ŞU PARA DEDİKLERİ (2)

            Kapitalist ya da olmayan bir ‘ekonomi’nin ‘para kuramı’nı yapmak başka, tamamen ‘para’ya dayalı bir ekonomideki (économie monétaire) parayı ele almak başkadır demiştik.

            O nedenle birinciler Simiand’dan Keynes’e, Friedman’dan Aglietta-Orléan’a değin, neredeyse tüm ‘paracı ekonomist’lerin öylesine sofistike, öylesine karmaşık model ve kuramları vardır ki, mesleği ekonomi olanlar bile net bir kanıya varmakta güçlük çekebilirler.

            Bu köşenin okurları nasıl anyalabilsinler, değil mi ama?

            Oysa, bizce ‘bilim’in en belirgin özelliği konuyu ‘en yalın biçimiyle’ ortaya koymaktır.

            Örneğin Marx’ın ‘artı-değer’ üzerine verdiği konferans, bir bilimsel sempozyum değil ama fabrika işçileri idi.

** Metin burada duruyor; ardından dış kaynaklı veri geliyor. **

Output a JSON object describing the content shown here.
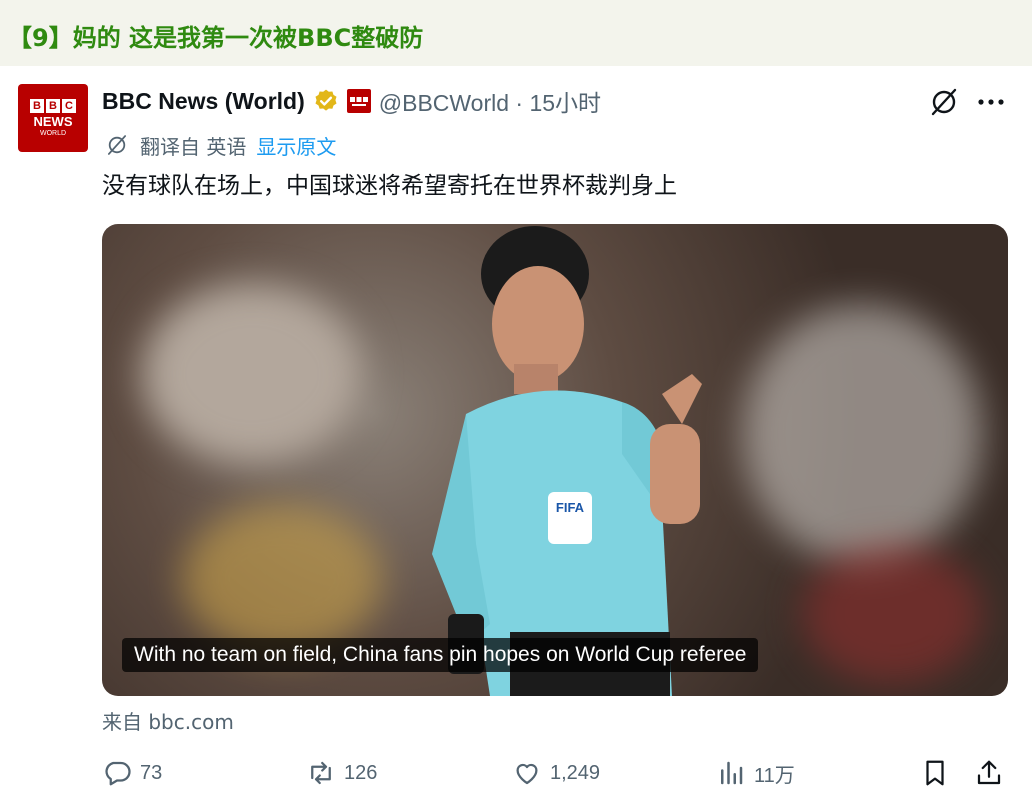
{
  "post": {
    "title": "【9】妈的 这是我第一次被BBC整破防"
  },
  "tweet": {
    "avatar": {
      "bbc": [
        "B",
        "B",
        "C"
      ],
      "news": "NEWS",
      "world": "WORLD"
    },
    "display_name": "BBC News (World)",
    "handle_time": "@BBCWorld · 15小时",
    "translated_from": "翻译自 英语",
    "show_original": "显示原文",
    "text": "没有球队在场上，中国球迷将希望寄托在世界杯裁判身上",
    "media": {
      "caption": "With no team on field, China fans pin hopes on World Cup referee"
    },
    "source": "来自 bbc.com",
    "actions": {
      "replies": "73",
      "retweets": "126",
      "likes": "1,249",
      "views": "11万"
    }
  },
  "icons": {
    "verified": "verified-badge-icon",
    "affiliation": "bbc-affiliation-icon",
    "grok": "grok-icon",
    "more": "more-icon",
    "reply": "reply-icon",
    "retweet": "retweet-icon",
    "like": "like-icon",
    "views": "views-icon",
    "bookmark": "bookmark-icon",
    "share": "share-icon"
  },
  "colors": {
    "title_green": "#2f8a10",
    "bbc_red": "#b80000",
    "link_blue": "#1d9bf0",
    "verified_gold": "#e2b719",
    "muted": "#536471"
  }
}
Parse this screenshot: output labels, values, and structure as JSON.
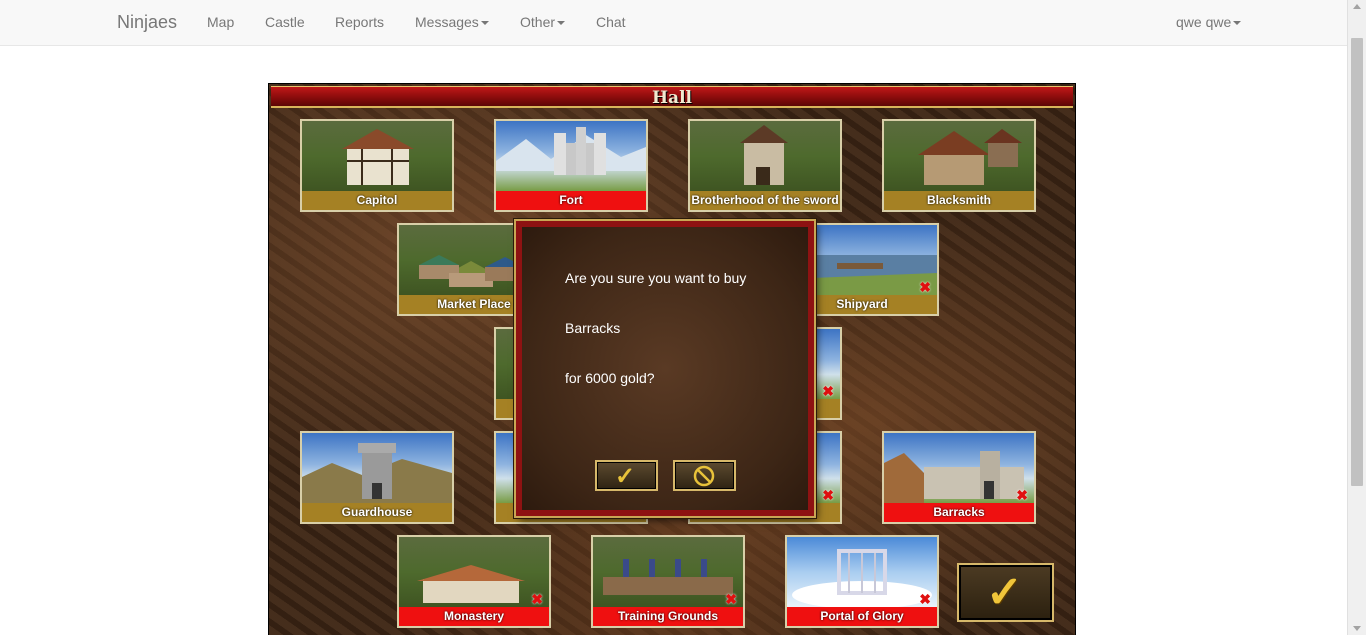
{
  "navbar": {
    "brand": "Ninjaes",
    "links": [
      "Map",
      "Castle",
      "Reports"
    ],
    "messages": "Messages",
    "other": "Other",
    "chat": "Chat",
    "user": "qwe qwe"
  },
  "hall": {
    "title": "Hall",
    "buildings": [
      {
        "name": "Capitol",
        "status": "built"
      },
      {
        "name": "Fort",
        "status": "available"
      },
      {
        "name": "Brotherhood of the sword",
        "status": "built"
      },
      {
        "name": "Blacksmith",
        "status": "built"
      },
      {
        "name": "Market Place",
        "status": "built"
      },
      {
        "name": "Shipyard",
        "status": "unavailable"
      },
      {
        "name": "Guardhouse",
        "status": "built"
      },
      {
        "name": "Barracks",
        "status": "available"
      },
      {
        "name": "Monastery",
        "status": "unavailable"
      },
      {
        "name": "Training Grounds",
        "status": "unavailable"
      },
      {
        "name": "Portal of Glory",
        "status": "unavailable"
      }
    ]
  },
  "dialog": {
    "line1": "Are you sure you want to buy",
    "building": "Barracks",
    "cost": "for 6000 gold?",
    "confirm_icon": "checkmark-icon",
    "cancel_icon": "cancel-icon"
  },
  "colors": {
    "built_label": "#a58124",
    "available_label": "#ef1010",
    "unavailable_mark": "#e01010"
  }
}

            Gel gör ki, bizim ‘paracı ekonomistler’ Marx’ta ‘para kuramı yok’ diyebilmektedirler.

            Bir yönüyle haklıdırlar, çünkü Marx ‘para kuramı’ değil ama bir ‘para ekonomisi’nden başka bir şey olmayan ‘Kapitalizm’in ya da kısaca ‘Kapital’in kuramını yapmıştır.

            ‘Paracı’lar, örnek olsun ve kabrinde rahat uyusun hocam profesör İlker Parasız gibiler de ‘Parasız’ olduğu için değil ama bu gruba dahil olduğu için, örneğin bana, başarılı olmanın ancak ‘sistem içinde kalmak’la mümkün olabilecğini salık veriyordu.

Nitekim, biraz da ‘iman kuvveti’yle,  sınıf arkadaşım Tl’den altı sıfır atan ‘ekonomiden sorumlu başbakan yardımcısı’ olmuştu.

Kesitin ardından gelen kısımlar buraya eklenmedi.